With Git (and lets include Mercurial too in this) technical advantages create the opposite behaviour:
- commits are stored local (always faster) encouraging you making smaller / frequent commits
- so called “oops commits” can be avoided because local commits can be edited (git commit –amend or git reset HEAD^)
- control over the source is optimal when you keep commits small and focused on the task (this is true in SVN too)
- reverting is easy as looking up revision
- branches are cheap (you hear this allot)
Hosting git yourselves is not the problem. But still github gives so much advantages over the alternative. And this way the focus remains on our technical challenges instead of the communication challenge which comes with the distributed model.
So we use github, and this is our workflow in a nutshell:
- A repository gets created and we call it ”upstream”
- Each team has a few people allowed to merge pull requests: The merger (I could write a whole article about those guys)
- Every team member creates a fork we call it ”origin” git remote add origin firstname.lastname@example.org:username/yourfork.git
- Developers make changes in a new branch, push this to their fork and create a pull request
- The merger does a tiny code review but sometimes clarification is needed.
- this way someone else does not have to fix your mistakes
- and your code is understandable.
- The merger… merges your pull request
- Get some coffee, you’re fellow developers can run: ”git pull upstream develop” to get in sync
We take some extra effort to run backups every hour to all our repositories is down.
And when this is needed developers add an extra remote ”backup” and they can stick to the work flow as described. Just in case.

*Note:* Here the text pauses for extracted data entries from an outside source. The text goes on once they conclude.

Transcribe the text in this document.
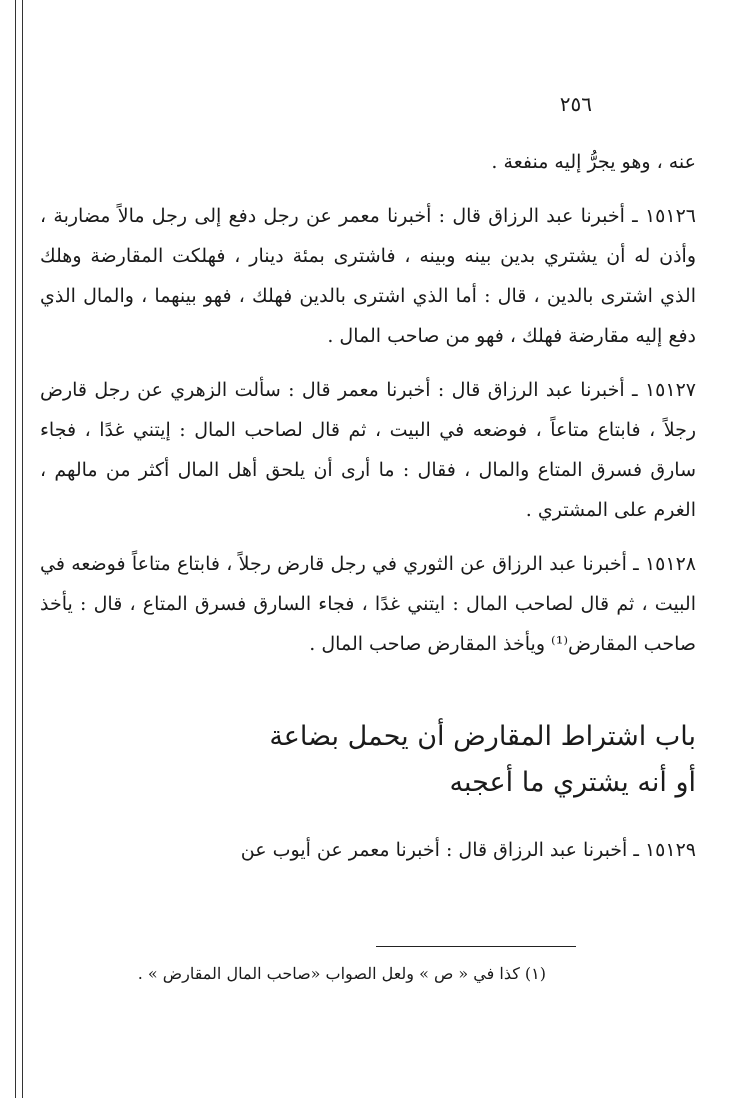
٢٥٦

عنه ، وهو يجرُّ إليه منفعة .

١٥١٢٦ ـ أخبرنا عبد الرزاق قال : أخبرنا معمر عن رجل دفع إلى رجل مالاً مضاربة ، وأذن له أن يشتري بدين بينه وبينه ، فاشترى بمئة دينار ، فهلكت المقارضة وهلك الذي اشترى بالدين ، قال : أما الذي اشترى بالدين فهلك ، فهو بينهما ، والمال الذي دفع إليه مقارضة فهلك ، فهو من صاحب المال .

١٥١٢٧ ـ أخبرنا عبد الرزاق قال : أخبرنا معمر قال : سألت الزهري عن رجل قارض رجلاً ، فابتاع متاعاً ، فوضعه في البيت ، ثم قال لصاحب المال : إيتني غدًا ، فجاء سارق فسرق المتاع والمال ، فقال : ما أرى أن يلحق أهل المال أكثر من مالهم ، الغرم على المشتري .

١٥١٢٨ ـ أخبرنا عبد الرزاق عن الثوري في رجل قارض رجلاً ، فابتاع متاعاً فوضعه في البيت ، ثم قال لصاحب المال : ايتني غدًا ، فجاء السارق فسرق المتاع ، قال : يأخذ صاحب المقارض⁽¹⁾ ويأخذ المقارض صاحب المال .

باب اشتراط المقارض أن يحمل بضاعة
أو أنه يشتري ما أعجبه

١٥١٢٩ ـ أخبرنا عبد الرزاق قال : أخبرنا معمر عن أيوب عن

(١) كذا في « ص » ولعل الصواب «صاحب المال المقارض » .
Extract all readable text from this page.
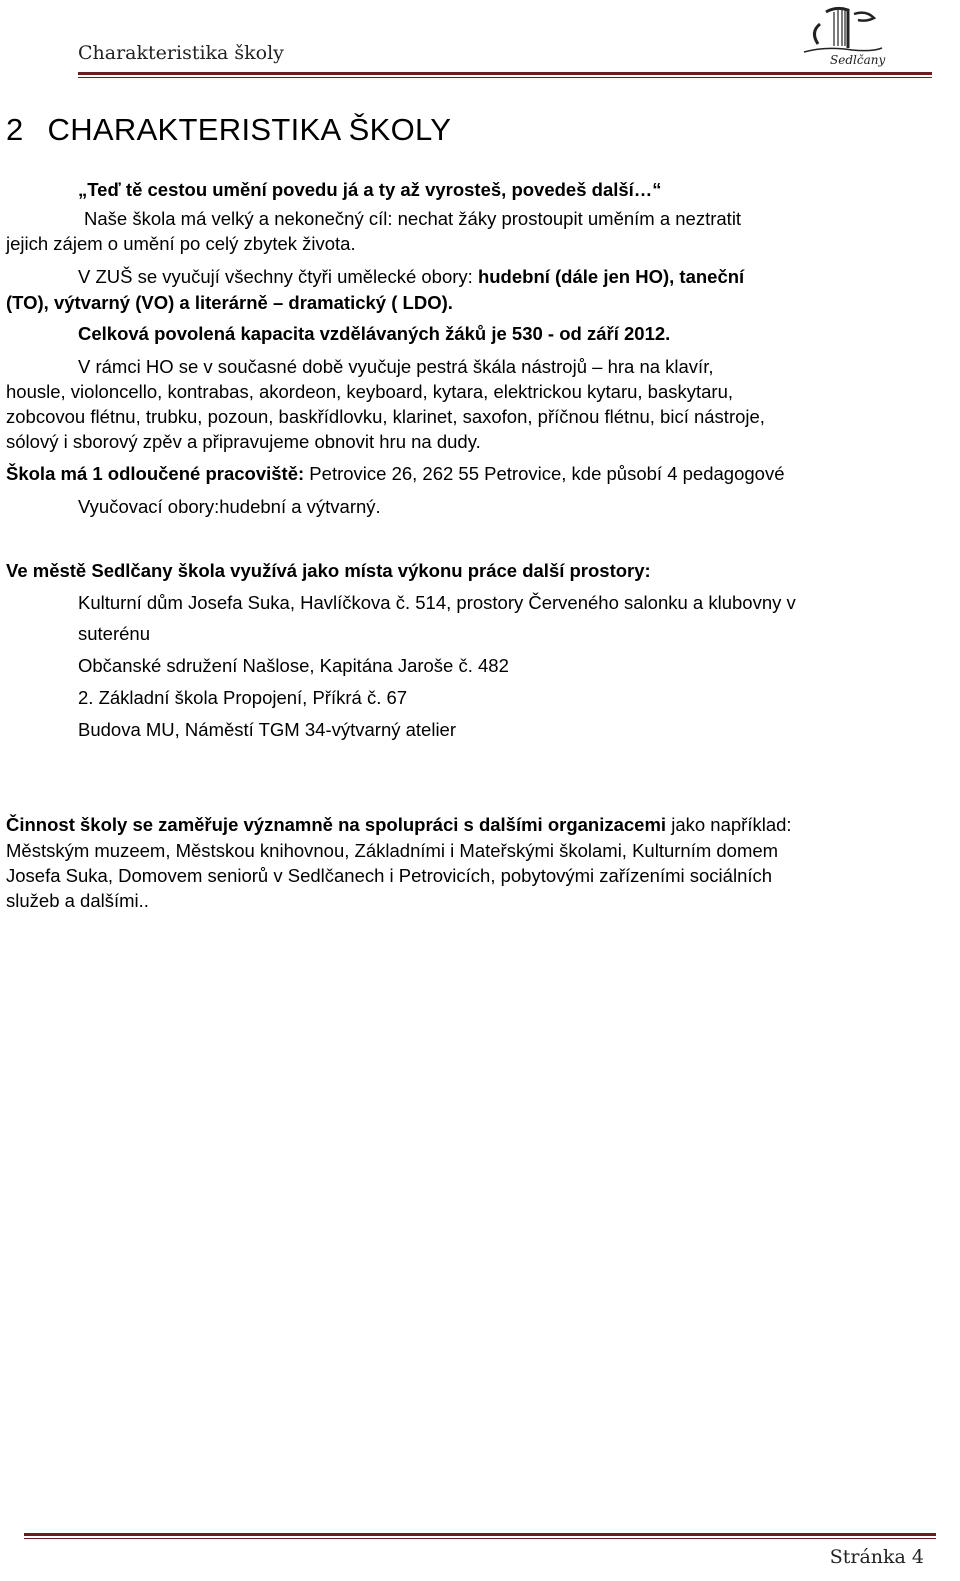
Charakteristika školy	Sedlčany
2 CHARAKTERISTIKA ŠKOLY
„Teď tě cestou umění povedu já a ty až vyrosteš, povedeš další…“
Naše škola má velký a nekonečný cíl: nechat žáky prostoupit uměním a neztratit
jejich zájem o umění po celý zbytek života.
V ZUŠ se vyučují všechny čtyři umělecké obory: hudební (dále jen HO), taneční
(TO), výtvarný (VO) a literárně – dramatický ( LDO).
Celková povolená kapacita vzdělávaných žáků je 530 - od září 2012.
V rámci HO se v současné době vyučuje pestrá škála nástrojů – hra na klavír,
housle, violoncello, kontrabas, akordeon, keyboard, kytara, elektrickou kytaru, baskytaru,
zobcovou flétnu, trubku, pozoun, baskřídlovku, klarinet, saxofon, příčnou flétnu, bicí nástroje,
sólový i sborový zpěv a připravujeme obnovit hru na dudy.
Škola má 1 odloučené pracoviště: Petrovice 26, 262 55 Petrovice, kde působí 4 pedagogové
Vyučovací obory:hudební a výtvarný.
Ve městě Sedlčany škola využívá jako místa výkonu práce další prostory:
Kulturní dům Josefa Suka, Havlíčkova č. 514, prostory Červeného salonku a klubovny v
suterénu
Občanské sdružení Našlose, Kapitána Jaroše č. 482
2. Základní škola Propojení, Příkrá č. 67
Budova MU, Náměstí TGM 34-výtvarný atelier
Činnost školy se zaměřuje významně na spolupráci s dalšími organizacemi jako například:
Městským muzeem, Městskou knihovnou, Základními i Mateřskými školami, Kulturním domem
Josefa Suka, Domovem seniorů v Sedlčanech i Petrovicích, pobytovými zařízeními sociálních
služeb a dalšími..
Stránka 4
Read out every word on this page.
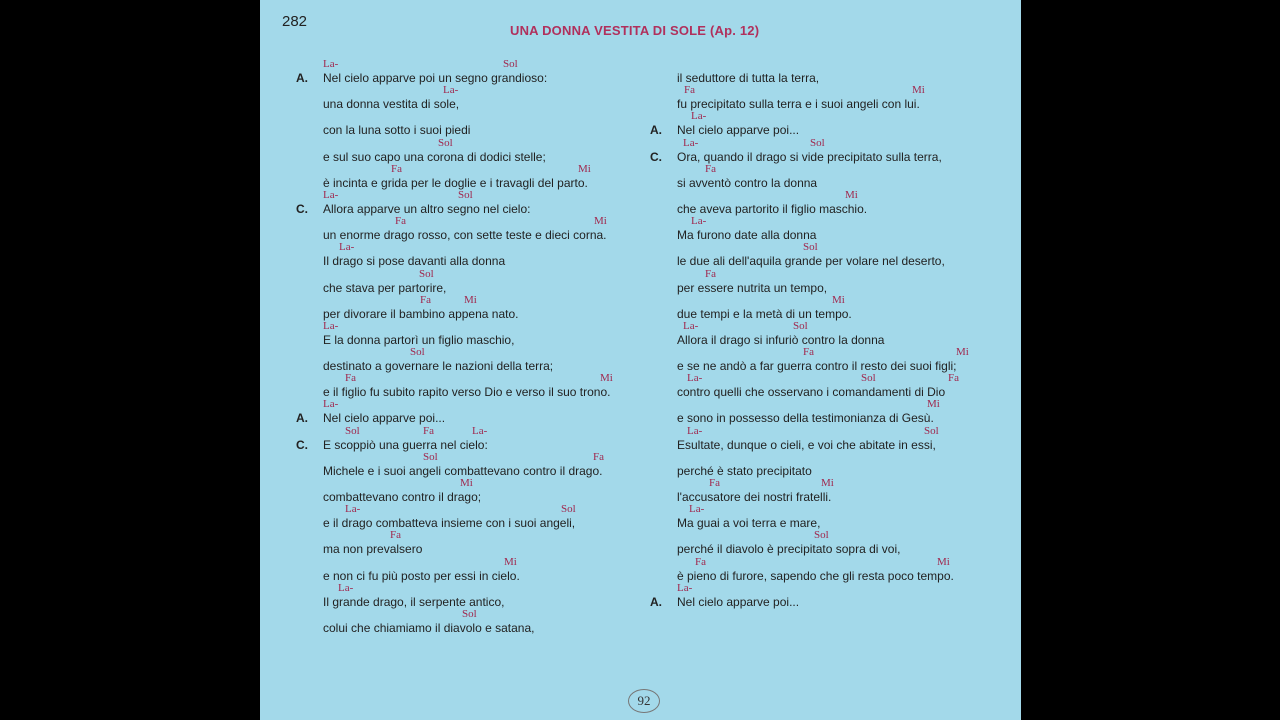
282
UNA DONNA VESTITA DI SOLE (Ap. 12)
La-	Sol
A. Nel cielo apparve poi un segno grandioso:
La-
una donna vestita di sole,
con la luna sotto i suoi piedi
Sol
e sul suo capo una corona di dodici stelle;
Fa	Mi
è incinta e grida per le doglie e i travagli del parto.
La-	Sol
C. Allora apparve un altro segno nel cielo:
Fa	Mi
un enorme drago rosso, con sette teste e dieci corna.
La-
Il drago si pose davanti alla donna
Sol
che stava per partorire,
Fa	Mi
per divorare il bambino appena nato.
La-
E la donna partorì un figlio maschio,
Sol
destinato a governare le nazioni della terra;
Fa	Mi
e il figlio fu subito rapito verso Dio e verso il suo trono.
La-
A. Nel cielo apparve poi...
Sol	Fa	La-
C. E scoppiò una guerra nel cielo:
Sol	Fa
Michele e i suoi angeli combattevano contro il drago.
Mi
combattevano contro il drago;
La-	Sol
e il drago combatteva insieme con i suoi angeli,
Fa
ma non prevalsero
Mi
e non ci fu più posto per essi in cielo.
La-
Il grande drago, il serpente antico,
Sol
colui che chiamiamo il diavolo e satana,
il seduttore di tutta la terra,
Fa	Mi
fu precipitato sulla terra e i suoi angeli con lui.
La-
A. Nel cielo apparve poi...
La-	Sol
C. Ora, quando il drago si vide precipitato sulla terra,
Fa
si avventò contro la donna
Mi
che aveva partorito il figlio maschio.
La-
Ma furono date alla donna
Sol
le due ali dell'aquila grande per volare nel deserto,
Fa
per essere nutrita un tempo,
Mi
due tempi e la metà di un tempo.
La-	Sol
Allora il drago si infuriò contro la donna
Fa	Mi
e se ne andò a far guerra contro il resto dei suoi figli;
La-	Sol	Fa
contro quelli che osservano i comandamenti di Dio
Mi
e sono in possesso della testimonianza di Gesù.
La-	Sol
Esultate, dunque o cieli, e voi che abitate in essi,
perché è stato precipitato
Fa	Mi
l'accusatore dei nostri fratelli.
La-
Ma guai a voi terra e mare,
Sol
perché il diavolo è precipitato sopra di voi,
Fa	Mi
è pieno di furore, sapendo che gli resta poco tempo.
La-
A. Nel cielo apparve poi...
92
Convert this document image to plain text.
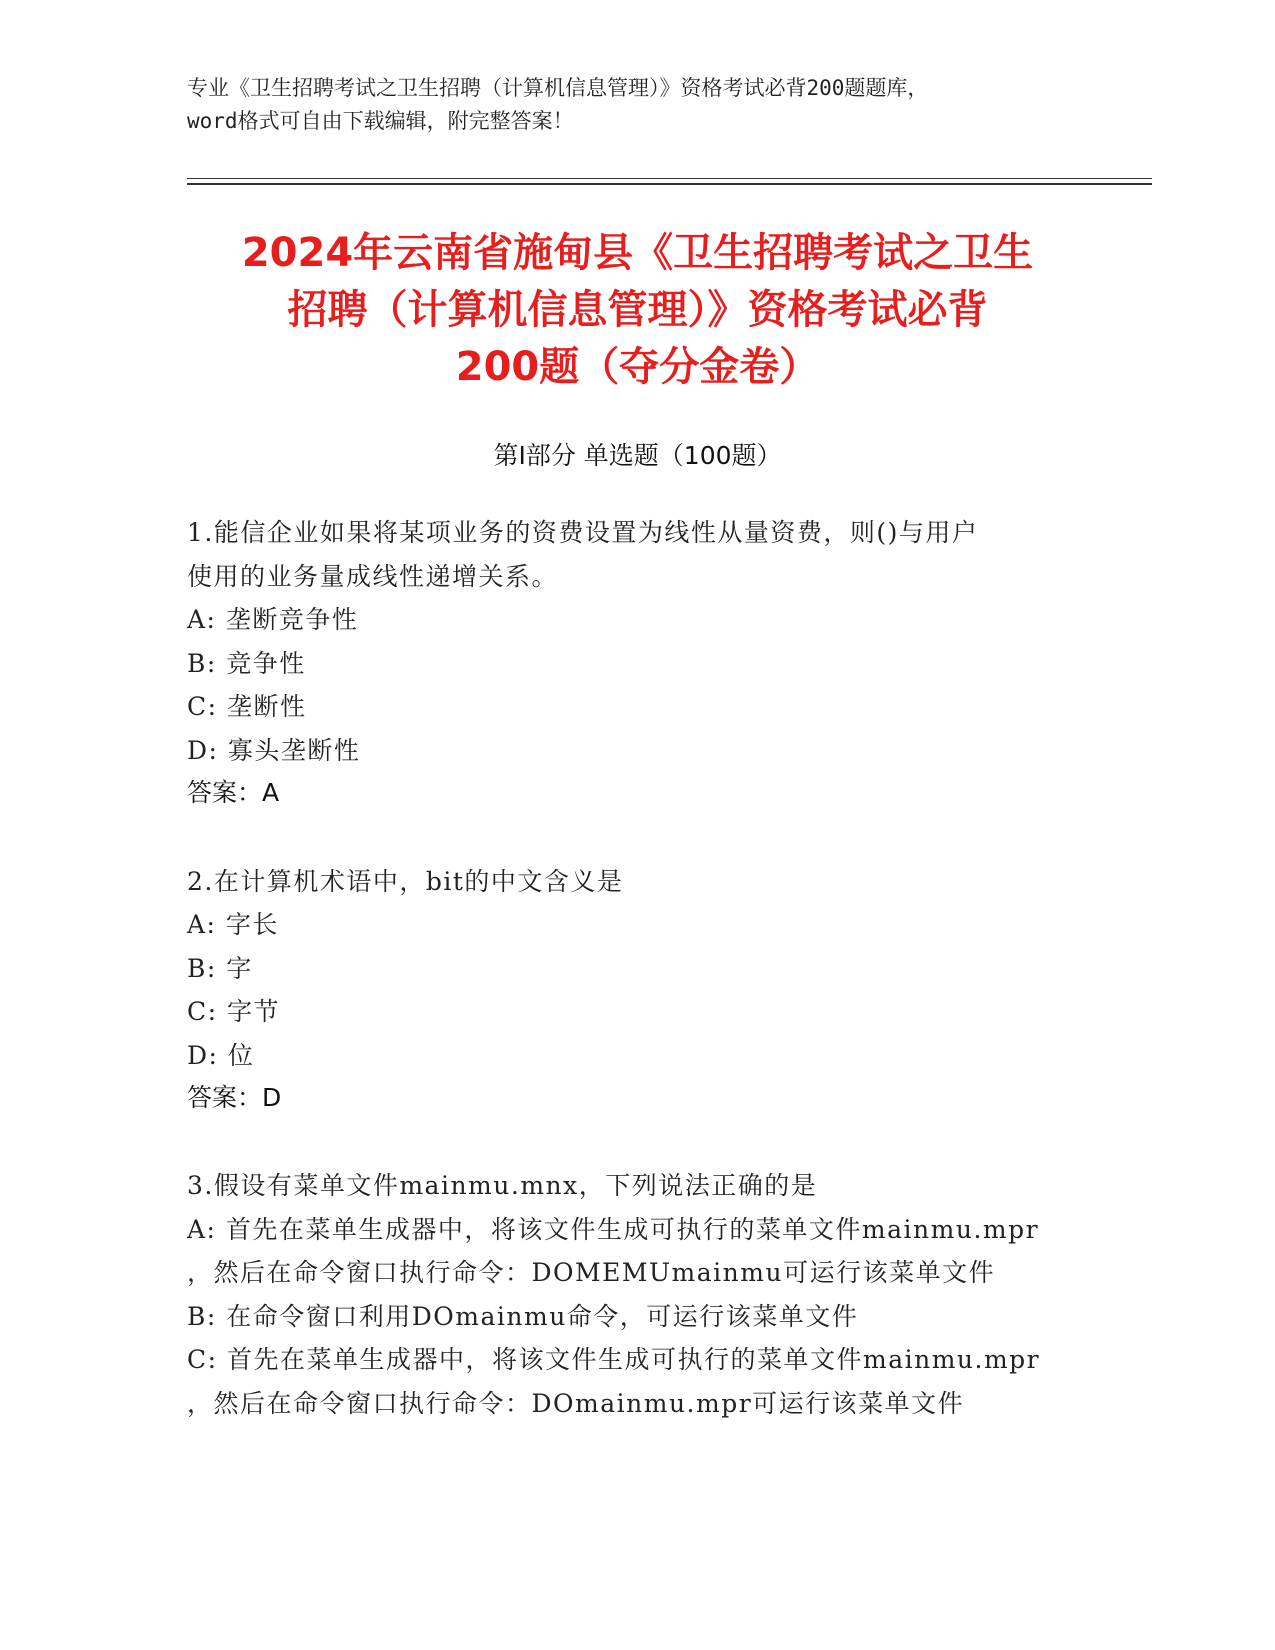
专业《卫生招聘考试之卫生招聘（计算机信息管理）》资格考试必背200题题库，
word格式可自由下载编辑，附完整答案！
2024年云南省施甸县《卫生招聘考试之卫生
招聘（计算机信息管理）》资格考试必背
200题（夺分金卷）
第Ⅰ部分 单选题（100题）
1.能信企业如果将某项业务的资费设置为线性从量资费，则()与用户
使用的业务量成线性递增关系。
A: 垄断竞争性
B: 竞争性
C: 垄断性
D: 寡头垄断性
答案：A
2.在计算机术语中，bit的中文含义是
A: 字长
B: 字
C: 字节
D: 位
答案：D
3.假设有菜单文件mainmu.mnx，下列说法正确的是
A: 首先在菜单生成器中，将该文件生成可执行的菜单文件mainmu.mpr
，然后在命令窗口执行命令：DOMEMUmainmu可运行该菜单文件
B: 在命令窗口利用DOmainmu命令，可运行该菜单文件
C: 首先在菜单生成器中，将该文件生成可执行的菜单文件mainmu.mpr
，然后在命令窗口执行命令：DOmainmu.mpr可运行该菜单文件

Our switch to a distributed workflow was experimental at first and has taught us allot when we look back on it. We see teams are not forced to communicate directly anymore but can work asynchronous and communicate more via IRC or email. And this gives developers more time span to concentrate (less interruptions). Another thing is that the methods feel very aligned with our take on agile development. Example: it’s trivial to make release branches per sprint or release, do a hotfix on the release branch and let the rest of the team work in develop etc.
And even though there are situations where communication lanes get very tight and almost synchronous. This can be when we get close to a deadline. Those are the times when the phrase: “see my pull request” becomes the new “svn up please” and this makes us smile, because you know someone is in control over what gets merged (and what isn’t good enough).
So in the end we are very content with the impact on our switch and I’d like to hear about your experiences.